Aside from the one essay I've had accepted recently--the aforementioned "Last Days of the Frog Prince"--I'm currently in the midst of a string of rejections. My sci-fi story "A Very Small Child Called Eugene" can't seem to find a home, my essay "The Toad Garden" (yes, I like amphibians) just received its first rejection slip, and my short story "Scarecrow," a retelling of the Oz story from the Scarecrow's point of view, has pretty much exhausted the possibilities. (I might publish it here, just to give it a shot at being read by someone other than my wife!) Using the tools on Duotrope's Digest, I can chart my progress; the figure 17% popped up, meaning, I guess, that out of every 100 submissions, I'm garnering 17 acceptances. This is, once again according to Duotrope, a healthy number.

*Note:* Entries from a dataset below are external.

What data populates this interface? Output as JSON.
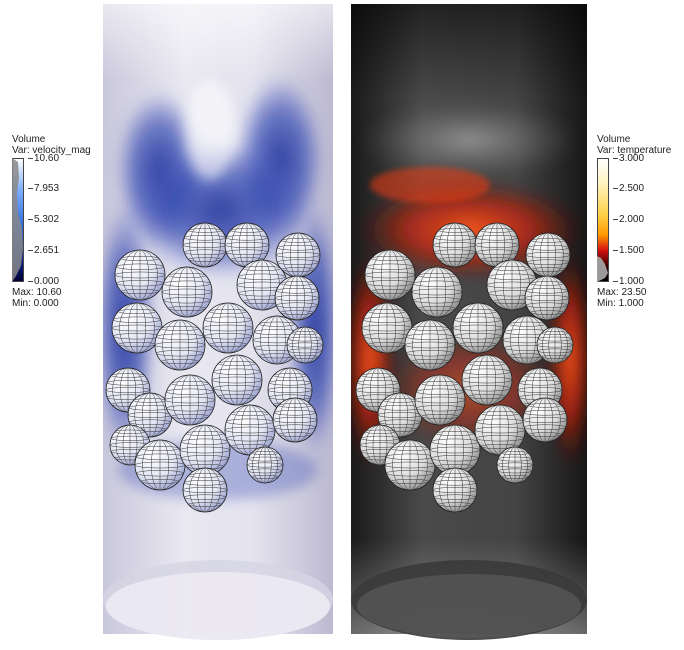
{
  "left_panel": {
    "legend": {
      "title": "Volume",
      "var_label": "Var: velocity_mag",
      "ticks": [
        "10.60",
        "7.953",
        "5.302",
        "2.651",
        "0.000"
      ],
      "max_label": "Max: 10.60",
      "min_label": "Min: 0.000",
      "colors": {
        "top": "#ffffff",
        "mid": "#2f6fe0",
        "bottom": "#000033"
      }
    }
  },
  "right_panel": {
    "legend": {
      "title": "Volume",
      "var_label": "Var: temperature",
      "ticks": [
        "3.000",
        "2.500",
        "2.000",
        "1.500",
        "1.000"
      ],
      "max_label": "Max: 23.50",
      "min_label": "Min: 1.000",
      "colors": {
        "top": "#ffffff",
        "upper": "#ffe680",
        "mid": "#ff9900",
        "lower": "#cc0000",
        "bottom": "#000000"
      }
    }
  }
}
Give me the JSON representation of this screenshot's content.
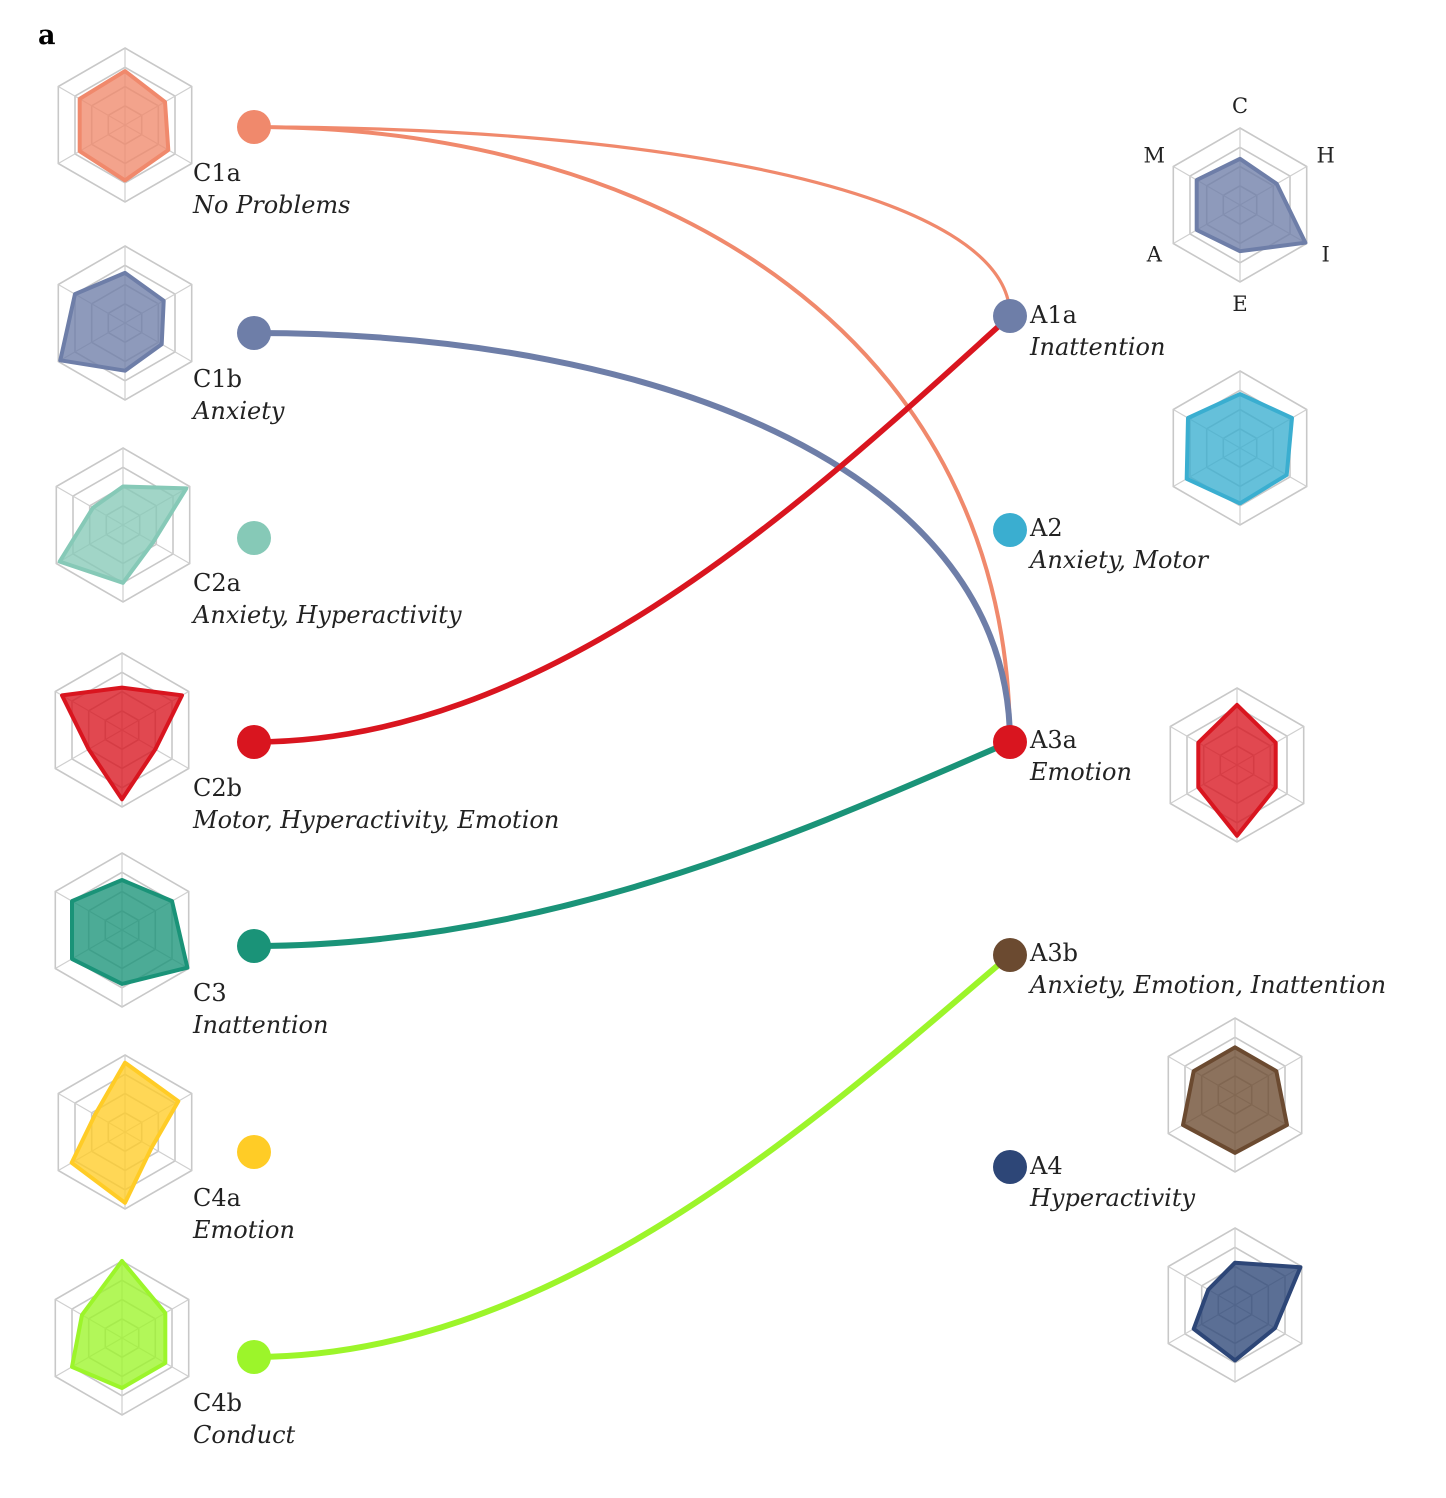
{
  "panel_label": "a",
  "axis_labels": [
    "C",
    "H",
    "I",
    "E",
    "A",
    "M"
  ],
  "left_clusters": [
    {
      "code": "C1a",
      "desc": "No Problems",
      "color": "#f0896c",
      "profile": [
        0.7,
        0.6,
        0.65,
        0.72,
        0.68,
        0.68
      ]
    },
    {
      "code": "C1b",
      "desc": "Anxiety",
      "color": "#6e7ea8",
      "profile": [
        0.65,
        0.58,
        0.55,
        0.62,
        0.97,
        0.75
      ]
    },
    {
      "code": "C2a",
      "desc": "Anxiety, Hyperactivity",
      "color": "#86c9b7",
      "profile": [
        0.5,
        0.95,
        0.45,
        0.75,
        0.95,
        0.45
      ]
    },
    {
      "code": "C2b",
      "desc": "Motor, Hyperactivity, Emotion",
      "color": "#d9151f",
      "profile": [
        0.55,
        0.9,
        0.5,
        0.9,
        0.5,
        0.9
      ]
    },
    {
      "code": "C3",
      "desc": "Inattention",
      "color": "#1a9378",
      "profile": [
        0.65,
        0.75,
        0.98,
        0.7,
        0.75,
        0.75
      ]
    },
    {
      "code": "C4a",
      "desc": "Emotion",
      "color": "#ffcc26",
      "profile": [
        0.9,
        0.8,
        0.4,
        0.92,
        0.8,
        0.45
      ]
    },
    {
      "code": "C4b",
      "desc": "Conduct",
      "color": "#9cf52a",
      "profile": [
        1.0,
        0.65,
        0.65,
        0.65,
        0.75,
        0.6
      ]
    }
  ],
  "right_clusters": [
    {
      "code": "A1a",
      "desc": "Inattention",
      "color": "#6e7ea8",
      "profile": [
        0.6,
        0.55,
        0.98,
        0.6,
        0.65,
        0.65
      ]
    },
    {
      "code": "A2",
      "desc": "Anxiety, Motor",
      "color": "#3aaed0",
      "profile": [
        0.7,
        0.78,
        0.7,
        0.72,
        0.8,
        0.78
      ]
    },
    {
      "code": "A3a",
      "desc": "Emotion",
      "color": "#d9151f",
      "profile": [
        0.78,
        0.58,
        0.58,
        0.92,
        0.58,
        0.58
      ]
    },
    {
      "code": "A3b",
      "desc": "Anxiety, Emotion, Inattention",
      "color": "#6b4a30",
      "profile": [
        0.62,
        0.62,
        0.78,
        0.75,
        0.78,
        0.62
      ]
    },
    {
      "code": "A4",
      "desc": "Hyperactivity",
      "color": "#2d4677",
      "profile": [
        0.55,
        0.98,
        0.6,
        0.72,
        0.62,
        0.4
      ]
    }
  ],
  "connections": [
    {
      "from": "C1a",
      "to": "A1a",
      "color": "#f0896c",
      "weight": 0.3
    },
    {
      "from": "C1a",
      "to": "A3a",
      "color": "#f0896c",
      "weight": 0.5
    },
    {
      "from": "C1b",
      "to": "A3a",
      "color": "#6e7ea8",
      "weight": 1.0
    },
    {
      "from": "C2b",
      "to": "A1a",
      "color": "#d9151f",
      "weight": 0.9
    },
    {
      "from": "C3",
      "to": "A3a",
      "color": "#1a9378",
      "weight": 1.0
    },
    {
      "from": "C4b",
      "to": "A3b",
      "color": "#9cf52a",
      "weight": 1.0
    }
  ]
}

Which just shows how tough it is to get published. If that were my batting average, I'd be sent to the minors; if it were my score on course evaluations, I'd be in the Dean's office. But for the majority of us trying to publish our writing, rejection is by far the norm.

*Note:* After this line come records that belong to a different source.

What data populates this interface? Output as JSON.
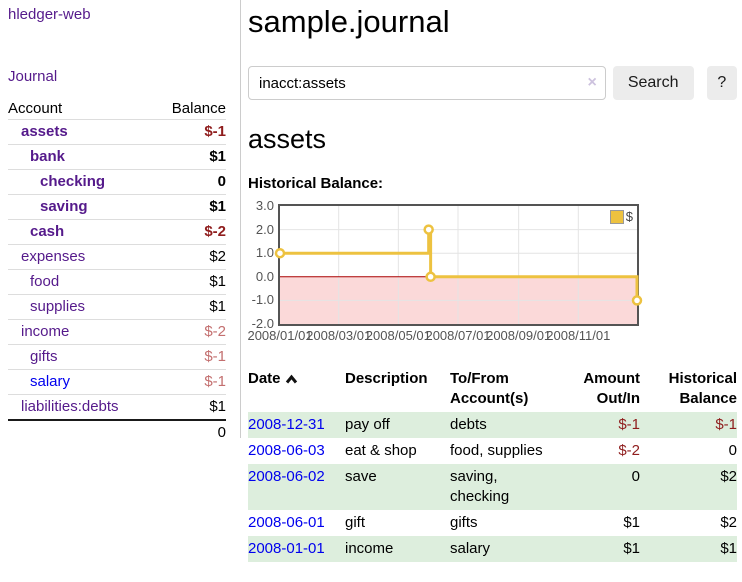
{
  "brand": {
    "label": "hledger-web"
  },
  "nav": {
    "journal_label": "Journal"
  },
  "sidebar": {
    "header": {
      "account": "Account",
      "balance": "Balance"
    },
    "accounts": [
      {
        "name": "assets",
        "balance": "$-1",
        "indent": 1,
        "bold": true,
        "negative": "strong"
      },
      {
        "name": "bank",
        "balance": "$1",
        "indent": 2,
        "bold": true,
        "negative": "none"
      },
      {
        "name": "checking",
        "balance": "0",
        "indent": 3,
        "bold": true,
        "negative": "none"
      },
      {
        "name": "saving",
        "balance": "$1",
        "indent": 3,
        "bold": true,
        "negative": "none"
      },
      {
        "name": "cash",
        "balance": "$-2",
        "indent": 2,
        "bold": true,
        "negative": "strong"
      },
      {
        "name": "expenses",
        "balance": "$2",
        "indent": 1,
        "bold": false,
        "negative": "none"
      },
      {
        "name": "food",
        "balance": "$1",
        "indent": 2,
        "bold": false,
        "negative": "none"
      },
      {
        "name": "supplies",
        "balance": "$1",
        "indent": 2,
        "bold": false,
        "negative": "none"
      },
      {
        "name": "income",
        "balance": "$-2",
        "indent": 1,
        "bold": false,
        "negative": "soft"
      },
      {
        "name": "gifts",
        "balance": "$-1",
        "indent": 2,
        "bold": false,
        "negative": "soft"
      },
      {
        "name": "salary",
        "balance": "$-1",
        "indent": 2,
        "bold": false,
        "negative": "soft",
        "unvisited": true
      },
      {
        "name": "liabilities:debts",
        "balance": "$1",
        "indent": 1,
        "bold": false,
        "negative": "none"
      }
    ],
    "total": "0"
  },
  "header": {
    "title": "sample.journal"
  },
  "search": {
    "value": "inacct:assets",
    "clear_icon": "×",
    "search_button": "Search",
    "help_button": "?"
  },
  "account_view": {
    "heading": "assets",
    "chart_title": "Historical Balance:"
  },
  "chart_data": {
    "type": "line",
    "subtype": "step",
    "title": "Historical Balance",
    "series": [
      {
        "name": "$",
        "color": "#EDC240",
        "points": [
          {
            "date": "2008-01-01",
            "value": 1
          },
          {
            "date": "2008-06-01",
            "value": 2
          },
          {
            "date": "2008-06-03",
            "value": 0
          },
          {
            "date": "2008-12-31",
            "value": -1
          }
        ]
      }
    ],
    "x_range": [
      "2008-01-01",
      "2008-12-31"
    ],
    "y_range": [
      -2,
      3
    ],
    "y_ticks": [
      "3.0",
      "2.0",
      "1.0",
      "0.0",
      "-1.0",
      "-2.0"
    ],
    "y_tick_values": [
      3,
      2,
      1,
      0,
      -1,
      -2
    ],
    "x_ticks": [
      {
        "label": "2008/01/01",
        "date": "2008-01-01"
      },
      {
        "label": "2008/03/01",
        "date": "2008-03-01"
      },
      {
        "label": "2008/05/01",
        "date": "2008-05-01"
      },
      {
        "label": "2008/07/01",
        "date": "2008-07-01"
      },
      {
        "label": "2008/09/01",
        "date": "2008-09-01"
      },
      {
        "label": "2008/11/01",
        "date": "2008-11-01"
      }
    ],
    "legend": {
      "label": "$",
      "position": "top-right"
    },
    "grid": true,
    "negative_region_color": "#fbd9d9",
    "zero_line_color": "#aa0000",
    "grid_color": "#e4e4e4"
  },
  "register": {
    "columns": [
      {
        "label": "Date",
        "sorted": "asc"
      },
      {
        "label": "Description"
      },
      {
        "label": "To/From\nAccount(s)"
      },
      {
        "label": "Amount\nOut/In"
      },
      {
        "label": "Historical\nBalance"
      }
    ],
    "rows": [
      {
        "date": "2008-12-31",
        "description": "pay off",
        "accounts": "debts",
        "amount": "$-1",
        "balance": "$-1"
      },
      {
        "date": "2008-06-03",
        "description": "eat & shop",
        "accounts": "food, supplies",
        "amount": "$-2",
        "balance": "0"
      },
      {
        "date": "2008-06-02",
        "description": "save",
        "accounts": "saving,\nchecking",
        "amount": "0",
        "balance": "$2"
      },
      {
        "date": "2008-06-01",
        "description": "gift",
        "accounts": "gifts",
        "amount": "$1",
        "balance": "$2"
      },
      {
        "date": "2008-01-01",
        "description": "income",
        "accounts": "salary",
        "amount": "$1",
        "balance": "$1"
      }
    ]
  },
  "colors": {
    "link_visited": "#551A8B",
    "link_unvisited": "#0000EE",
    "negative_strong": "#8f1d1d",
    "negative_soft": "#c36f6f",
    "row_shaded": "#ddeedd",
    "chart_line": "#EDC240"
  }
}
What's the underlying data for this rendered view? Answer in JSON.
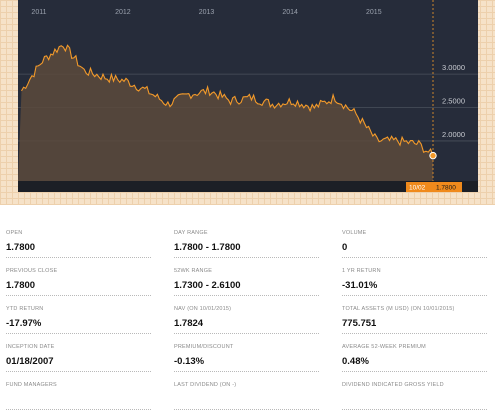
{
  "chart": {
    "years": [
      "2011",
      "2012",
      "2013",
      "2014",
      "2015"
    ],
    "y_ticks": [
      "3.0000",
      "2.5000",
      "2.0000"
    ],
    "current_date": "10/02",
    "current_value": "1.7800",
    "colors": {
      "background": "#262c3a",
      "line": "#f39a2a",
      "fill": "#5c4a3c",
      "flag": "#f08a1c"
    }
  },
  "chart_data": {
    "type": "area",
    "x": [
      "2010-11",
      "2011-02",
      "2011-05",
      "2011-08",
      "2011-11",
      "2012-02",
      "2012-05",
      "2012-08",
      "2012-11",
      "2013-02",
      "2013-05",
      "2013-08",
      "2013-11",
      "2014-02",
      "2014-05",
      "2014-08",
      "2014-11",
      "2015-02",
      "2015-05",
      "2015-08",
      "2015-10-02"
    ],
    "values": [
      2.75,
      3.2,
      3.45,
      3.05,
      2.95,
      2.9,
      2.75,
      2.55,
      2.7,
      2.75,
      2.6,
      2.65,
      2.55,
      2.6,
      2.5,
      2.65,
      2.4,
      2.0,
      2.0,
      1.95,
      1.78
    ],
    "y_ticks": [
      3.0,
      2.5,
      2.0
    ],
    "ylim": [
      1.4,
      3.9
    ],
    "xlabel": "",
    "ylabel": ""
  },
  "stats": [
    {
      "label": "OPEN",
      "value": "1.7800"
    },
    {
      "label": "DAY RANGE",
      "value": "1.7800 - 1.7800"
    },
    {
      "label": "VOLUME",
      "value": "0"
    },
    {
      "label": "PREVIOUS CLOSE",
      "value": "1.7800"
    },
    {
      "label": "52WK RANGE",
      "value": "1.7300 - 2.6100"
    },
    {
      "label": "1 YR RETURN",
      "value": "-31.01%"
    },
    {
      "label": "YTD RETURN",
      "value": "-17.97%"
    },
    {
      "label": "NAV (ON 10/01/2015)",
      "value": "1.7824"
    },
    {
      "label": "TOTAL ASSETS (M USD) (ON 10/01/2015)",
      "value": "775.751"
    },
    {
      "label": "INCEPTION DATE",
      "value": "01/18/2007"
    },
    {
      "label": "PREMIUM/DISCOUNT",
      "value": "-0.13%"
    },
    {
      "label": "AVERAGE 52-WEEK PREMIUM",
      "value": "0.48%"
    },
    {
      "label": "FUND MANAGERS",
      "value": ""
    },
    {
      "label": "LAST DIVIDEND (ON -)",
      "value": ""
    },
    {
      "label": "DIVIDEND INDICATED GROSS YIELD",
      "value": ""
    }
  ]
}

So how does it feel, being rejected? Really, not that bad. It might be different if I had aspirations to immortality; it would certainly be different if I had no compensating acceptances. But the fact is, there's an awful lot of good writing out there (as well as a good lot of awful writing), and if you're going to play the game, you have to live with the odds.

We all wish the rejections could be more personal, something to help us the next time around, something more than a preprinted quarter-page sheet saying, "We regret that your submission does not meet our needs at this time." (You could drive yourself crazy interpreting that: "Hey, maybe I'll send it again at another time when their needs have changed!") But I've received only one truly obnoxious rejection in the two years I've been sending stuff out, and I'll chalk that one up to the publisher having a bad day. So long as everyone is striving for the same outcome--the discovery and publication of truly deserving work--I can deal with the form responses.

Being rejected isn't so bad. Not trying for fear of being rejected is a whole lot worse.